The above figures will depend upon the circumstances of the individual accident.

Helmet

When riding a motorcycle, there have been a number of cases where the issue of wearing a helmet has been examined. The courts will once again look at what difference a helmet would have made to the injuries sustained. The difference here is that motor cyclists will often suffer a number of other injuries. Further, the helmet will not always save the person from serious injury, due to the nature of a motorcycle accident. The reduction in damages in this instance usually falls within 10-15%; however this will depend upon the facts of the case.

The impact of wearing a helmet when riding a bicycle is one that often causes a lot of controversy. There has been some research carried out which suggests that a helmet makes little difference to the injuries sustained, unless the accident occurs at a very low speed.

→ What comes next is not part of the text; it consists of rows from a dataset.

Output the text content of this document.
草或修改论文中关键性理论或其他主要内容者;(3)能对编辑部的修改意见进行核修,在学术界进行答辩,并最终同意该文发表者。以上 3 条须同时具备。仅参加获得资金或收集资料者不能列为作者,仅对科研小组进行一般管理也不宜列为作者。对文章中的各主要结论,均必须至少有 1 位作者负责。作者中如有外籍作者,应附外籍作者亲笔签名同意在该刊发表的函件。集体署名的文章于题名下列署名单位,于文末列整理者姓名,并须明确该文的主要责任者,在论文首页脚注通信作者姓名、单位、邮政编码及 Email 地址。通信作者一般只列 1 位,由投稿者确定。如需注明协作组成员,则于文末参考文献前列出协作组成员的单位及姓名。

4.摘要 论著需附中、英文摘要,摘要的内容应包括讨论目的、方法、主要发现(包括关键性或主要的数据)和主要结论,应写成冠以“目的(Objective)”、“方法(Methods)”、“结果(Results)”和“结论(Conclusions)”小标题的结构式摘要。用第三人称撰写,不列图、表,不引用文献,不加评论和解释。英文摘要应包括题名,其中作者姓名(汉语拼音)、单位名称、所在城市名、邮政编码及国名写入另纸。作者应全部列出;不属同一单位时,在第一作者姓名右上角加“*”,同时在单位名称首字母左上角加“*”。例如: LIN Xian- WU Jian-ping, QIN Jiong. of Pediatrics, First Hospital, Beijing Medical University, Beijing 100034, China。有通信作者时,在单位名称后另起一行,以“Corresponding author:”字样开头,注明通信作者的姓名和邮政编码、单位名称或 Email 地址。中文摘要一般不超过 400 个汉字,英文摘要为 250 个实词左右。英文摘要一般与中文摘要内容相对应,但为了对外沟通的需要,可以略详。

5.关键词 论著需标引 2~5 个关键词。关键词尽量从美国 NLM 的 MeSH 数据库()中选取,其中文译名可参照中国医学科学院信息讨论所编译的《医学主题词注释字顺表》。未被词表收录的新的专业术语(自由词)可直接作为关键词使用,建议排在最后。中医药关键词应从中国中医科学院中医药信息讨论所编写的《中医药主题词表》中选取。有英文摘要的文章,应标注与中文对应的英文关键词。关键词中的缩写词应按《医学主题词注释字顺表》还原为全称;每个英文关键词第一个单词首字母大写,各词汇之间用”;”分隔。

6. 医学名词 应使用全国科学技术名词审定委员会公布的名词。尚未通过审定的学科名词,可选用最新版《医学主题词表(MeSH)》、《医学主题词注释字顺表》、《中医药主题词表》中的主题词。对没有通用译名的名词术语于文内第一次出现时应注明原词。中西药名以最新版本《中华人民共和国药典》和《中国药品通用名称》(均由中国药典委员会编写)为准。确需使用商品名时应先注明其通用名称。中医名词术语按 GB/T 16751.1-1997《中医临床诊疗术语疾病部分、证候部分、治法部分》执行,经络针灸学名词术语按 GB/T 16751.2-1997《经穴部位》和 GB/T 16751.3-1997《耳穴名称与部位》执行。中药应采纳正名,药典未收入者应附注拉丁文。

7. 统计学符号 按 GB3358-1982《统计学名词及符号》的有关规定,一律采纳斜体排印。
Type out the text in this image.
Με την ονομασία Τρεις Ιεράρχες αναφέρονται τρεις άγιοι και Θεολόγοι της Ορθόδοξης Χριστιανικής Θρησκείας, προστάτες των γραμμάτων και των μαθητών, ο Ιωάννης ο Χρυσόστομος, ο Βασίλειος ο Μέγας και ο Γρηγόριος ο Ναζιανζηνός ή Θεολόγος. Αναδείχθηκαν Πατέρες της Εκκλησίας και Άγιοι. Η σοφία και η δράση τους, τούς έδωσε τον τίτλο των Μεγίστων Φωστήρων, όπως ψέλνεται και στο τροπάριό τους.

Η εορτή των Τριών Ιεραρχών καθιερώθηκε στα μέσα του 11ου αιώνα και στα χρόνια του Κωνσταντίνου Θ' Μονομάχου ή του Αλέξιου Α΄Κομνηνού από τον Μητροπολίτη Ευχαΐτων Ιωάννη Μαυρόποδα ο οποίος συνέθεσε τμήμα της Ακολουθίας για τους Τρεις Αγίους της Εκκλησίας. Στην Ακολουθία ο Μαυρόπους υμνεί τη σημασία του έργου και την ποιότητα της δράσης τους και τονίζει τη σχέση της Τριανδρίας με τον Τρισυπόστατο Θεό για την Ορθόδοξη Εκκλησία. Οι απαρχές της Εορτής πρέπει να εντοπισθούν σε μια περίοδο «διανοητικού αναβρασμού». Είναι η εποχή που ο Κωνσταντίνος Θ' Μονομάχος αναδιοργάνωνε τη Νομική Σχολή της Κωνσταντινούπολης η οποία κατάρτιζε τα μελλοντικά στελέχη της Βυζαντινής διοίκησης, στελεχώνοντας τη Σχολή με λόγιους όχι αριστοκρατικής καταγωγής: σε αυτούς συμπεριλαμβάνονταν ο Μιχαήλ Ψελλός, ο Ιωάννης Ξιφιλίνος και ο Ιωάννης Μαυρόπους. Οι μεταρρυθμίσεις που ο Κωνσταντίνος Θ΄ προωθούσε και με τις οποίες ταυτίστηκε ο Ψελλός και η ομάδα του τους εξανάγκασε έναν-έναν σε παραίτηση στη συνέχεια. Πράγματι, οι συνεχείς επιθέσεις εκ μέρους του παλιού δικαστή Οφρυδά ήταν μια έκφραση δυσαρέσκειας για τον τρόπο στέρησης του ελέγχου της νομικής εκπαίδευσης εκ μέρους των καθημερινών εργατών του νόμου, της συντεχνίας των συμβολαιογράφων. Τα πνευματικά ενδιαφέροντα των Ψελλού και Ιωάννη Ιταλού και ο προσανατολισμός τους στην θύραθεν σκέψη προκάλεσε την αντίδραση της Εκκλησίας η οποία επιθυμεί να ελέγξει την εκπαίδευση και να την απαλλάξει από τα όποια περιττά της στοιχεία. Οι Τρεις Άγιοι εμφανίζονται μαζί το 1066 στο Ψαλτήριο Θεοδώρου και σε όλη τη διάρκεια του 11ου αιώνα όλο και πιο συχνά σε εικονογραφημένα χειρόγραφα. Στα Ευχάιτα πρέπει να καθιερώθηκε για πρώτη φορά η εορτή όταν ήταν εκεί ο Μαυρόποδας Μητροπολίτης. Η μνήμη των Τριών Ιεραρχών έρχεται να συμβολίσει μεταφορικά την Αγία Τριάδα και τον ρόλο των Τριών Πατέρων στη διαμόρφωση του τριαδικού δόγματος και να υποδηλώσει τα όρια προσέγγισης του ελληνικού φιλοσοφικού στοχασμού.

However, in my opinion, there is no downside to wearing a helmet and it may help to protect you if you were involved in an accident. In terms of whether or not your compensation would be reduced if you failed to wear a helmet, would depend entirely upon the circumstances of the accident, the injuries sustained and whether or not the helmet would have made a difference.

It should not be assumed that your compensation will be reduced, just because you failed to wear your helmet.

Drink driving and passengers

In instances where you allow yourself to be a passenger in a vehicle, by someone you know is drunk, your compensation may be reduced. This is because you have consented to travel in a vehicle with someone who you know is not fit to drive. It is reasonable to consider that it is more likely that that person will be involved in an accident, as they are over the legal alcohol limit to drive.

In such instances, your compensation may be reduced by around 20%.

Pedestrians

There are numerous cases where an accident has been caused partially due to the negligent actions of a driver, but also because of the actions of a pedestrian. The problem here is that the injuries sustained to a pedestrian are usually much greater.

Where a pedestrian has stepped out into the road in front of a vehicle and the driver has had no way of avoiding the accident, there will likely be no claim. Where, however, the driver has been speeding or failing to keep a proper look out, even if the pedestrian has misjudged how long it will take them to get across the road, the driver will likely be held to blame.

Depending upon the actions of the pedestrian, the compensation may be reduced by anywhere between 5-50%. In some cases, it could even be more.

Conclusion

Sometimes we may take an action, which in hindsight, may have been too risky. It is important that you instruct a specialist solicitor who is able to assess your share of responsibility in the accident properly, to ensure that your compensation is only reduced to the extent that it needs to be.